In February, Tencent Cloud partnered with blockchain startup MultiverseX to help the company expand its metaverse offerings.

Tencent also announced in 2020 that it would be investing 500 billion yuan ( approximately US$70 billion) over the next five years in various emerging technologies including cloud computing and blockchain. It recently added a function to support the digital yuan - China's CBDC (central bank digital currency).

In 2021, Tencent launched NFT trading platform Huanhe and sold 300 NFTs of audio clips from the talk show Shisanyao. The company’s streaming platform QQ Music was the first music platform in China to issue music NFTs.

Read more: Tencent Apes into Web3 With MultiversX Partnership

However, sources familiar with the company said that “Tencent does not see the metaverse as a central development direction.”
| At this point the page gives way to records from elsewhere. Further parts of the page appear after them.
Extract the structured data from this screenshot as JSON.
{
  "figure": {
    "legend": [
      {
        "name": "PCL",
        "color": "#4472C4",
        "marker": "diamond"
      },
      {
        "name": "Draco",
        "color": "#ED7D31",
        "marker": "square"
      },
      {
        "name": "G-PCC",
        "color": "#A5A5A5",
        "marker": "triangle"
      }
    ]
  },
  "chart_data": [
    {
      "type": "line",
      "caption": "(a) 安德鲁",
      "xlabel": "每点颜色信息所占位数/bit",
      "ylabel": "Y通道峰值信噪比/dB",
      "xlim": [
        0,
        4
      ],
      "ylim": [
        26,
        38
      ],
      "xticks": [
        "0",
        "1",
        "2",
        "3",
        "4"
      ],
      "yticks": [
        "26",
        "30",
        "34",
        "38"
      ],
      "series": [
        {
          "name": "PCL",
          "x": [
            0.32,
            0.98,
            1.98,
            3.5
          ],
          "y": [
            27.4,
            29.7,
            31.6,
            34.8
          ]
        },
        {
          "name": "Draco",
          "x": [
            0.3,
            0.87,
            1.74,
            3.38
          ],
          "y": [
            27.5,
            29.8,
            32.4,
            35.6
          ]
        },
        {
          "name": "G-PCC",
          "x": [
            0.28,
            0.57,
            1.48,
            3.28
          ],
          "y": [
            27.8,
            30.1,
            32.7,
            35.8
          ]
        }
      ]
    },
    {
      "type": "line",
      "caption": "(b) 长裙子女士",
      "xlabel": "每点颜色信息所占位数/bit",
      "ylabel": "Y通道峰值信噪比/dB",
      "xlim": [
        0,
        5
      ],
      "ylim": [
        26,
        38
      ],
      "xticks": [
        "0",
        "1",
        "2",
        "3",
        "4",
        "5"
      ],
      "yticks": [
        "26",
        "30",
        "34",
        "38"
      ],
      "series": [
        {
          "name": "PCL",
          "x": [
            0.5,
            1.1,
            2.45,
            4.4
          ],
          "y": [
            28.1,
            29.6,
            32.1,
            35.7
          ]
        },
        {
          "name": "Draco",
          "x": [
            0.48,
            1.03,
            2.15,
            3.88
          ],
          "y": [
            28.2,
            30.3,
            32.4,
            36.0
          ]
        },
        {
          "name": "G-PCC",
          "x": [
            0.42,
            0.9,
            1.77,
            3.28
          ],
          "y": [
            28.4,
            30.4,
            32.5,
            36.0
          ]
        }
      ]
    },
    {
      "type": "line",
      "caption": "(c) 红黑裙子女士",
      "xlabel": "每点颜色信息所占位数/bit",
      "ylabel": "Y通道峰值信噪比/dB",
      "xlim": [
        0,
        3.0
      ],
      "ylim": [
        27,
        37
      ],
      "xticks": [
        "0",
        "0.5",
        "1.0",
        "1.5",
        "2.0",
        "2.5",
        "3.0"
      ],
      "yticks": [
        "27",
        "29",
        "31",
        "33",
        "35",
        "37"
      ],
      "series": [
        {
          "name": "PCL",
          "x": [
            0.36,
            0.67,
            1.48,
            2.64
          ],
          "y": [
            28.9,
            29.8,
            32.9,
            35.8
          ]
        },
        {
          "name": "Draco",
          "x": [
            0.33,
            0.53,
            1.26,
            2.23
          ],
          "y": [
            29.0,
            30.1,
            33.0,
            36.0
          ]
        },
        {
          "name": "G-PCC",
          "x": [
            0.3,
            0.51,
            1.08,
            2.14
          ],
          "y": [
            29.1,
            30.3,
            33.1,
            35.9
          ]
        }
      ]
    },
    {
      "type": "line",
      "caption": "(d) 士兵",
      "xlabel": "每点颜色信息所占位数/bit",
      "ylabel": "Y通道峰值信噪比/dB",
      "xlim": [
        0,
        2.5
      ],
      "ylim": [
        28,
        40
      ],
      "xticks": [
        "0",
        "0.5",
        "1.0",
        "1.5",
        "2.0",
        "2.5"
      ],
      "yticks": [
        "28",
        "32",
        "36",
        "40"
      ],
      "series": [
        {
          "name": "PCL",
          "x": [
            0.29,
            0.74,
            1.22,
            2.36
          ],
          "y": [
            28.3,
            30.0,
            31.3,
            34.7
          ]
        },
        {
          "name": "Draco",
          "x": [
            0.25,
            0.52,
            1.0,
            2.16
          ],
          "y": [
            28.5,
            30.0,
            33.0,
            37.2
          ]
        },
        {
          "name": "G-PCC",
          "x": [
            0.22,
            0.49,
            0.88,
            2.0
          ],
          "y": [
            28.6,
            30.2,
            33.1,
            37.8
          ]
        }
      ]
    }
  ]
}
Tencent has not acquired VR firms to expand its platform and has not yet integrated XR into its current products such as WeChat. ‌

Not just China

The metaverse problem is not unique to Chinese tech firms. In its Q1 earnings report on Wednesday, Meta announced a Reality Labs operating loss of $3.99 billion, generating just $399 million in revenue.

Reality Labs reported a whopping loss of US$13.7 billion in 2022, compared to a loss of US$10.2 billion in 2021. In Q4 alone, the segment's loss was over US$4.3 billion, marking its worst quarter since Q4 2020.

In its outlook for the unit, Meta stated, "We continue to expect Reality Labs operating losses to increase year-over-year in 2023."

However, unlike ByteDance and Tencent, CEO Mark Zuckerberg is not giving up so easily on the metaverse.

“A narrative has developed that we’re somehow moving away from focusing on the metaverse vision, so I just want to say up front that that’s not accurate,” Zuckerberg said on the earnings call. “We’ve been focusing on AI and the metaverse, and we will continue to.”

Read more: Meta's Reality Labs Reduces Losses, Zuckerberg Makes AI-VR Link

Nonetheless, Zuckerberg informed investors that Reality Labs' AR and VR work does involve AI.

“Our vision for AR glasses involves an AI-centric operating system that we think will be the basis for the next generation of computing,” he said.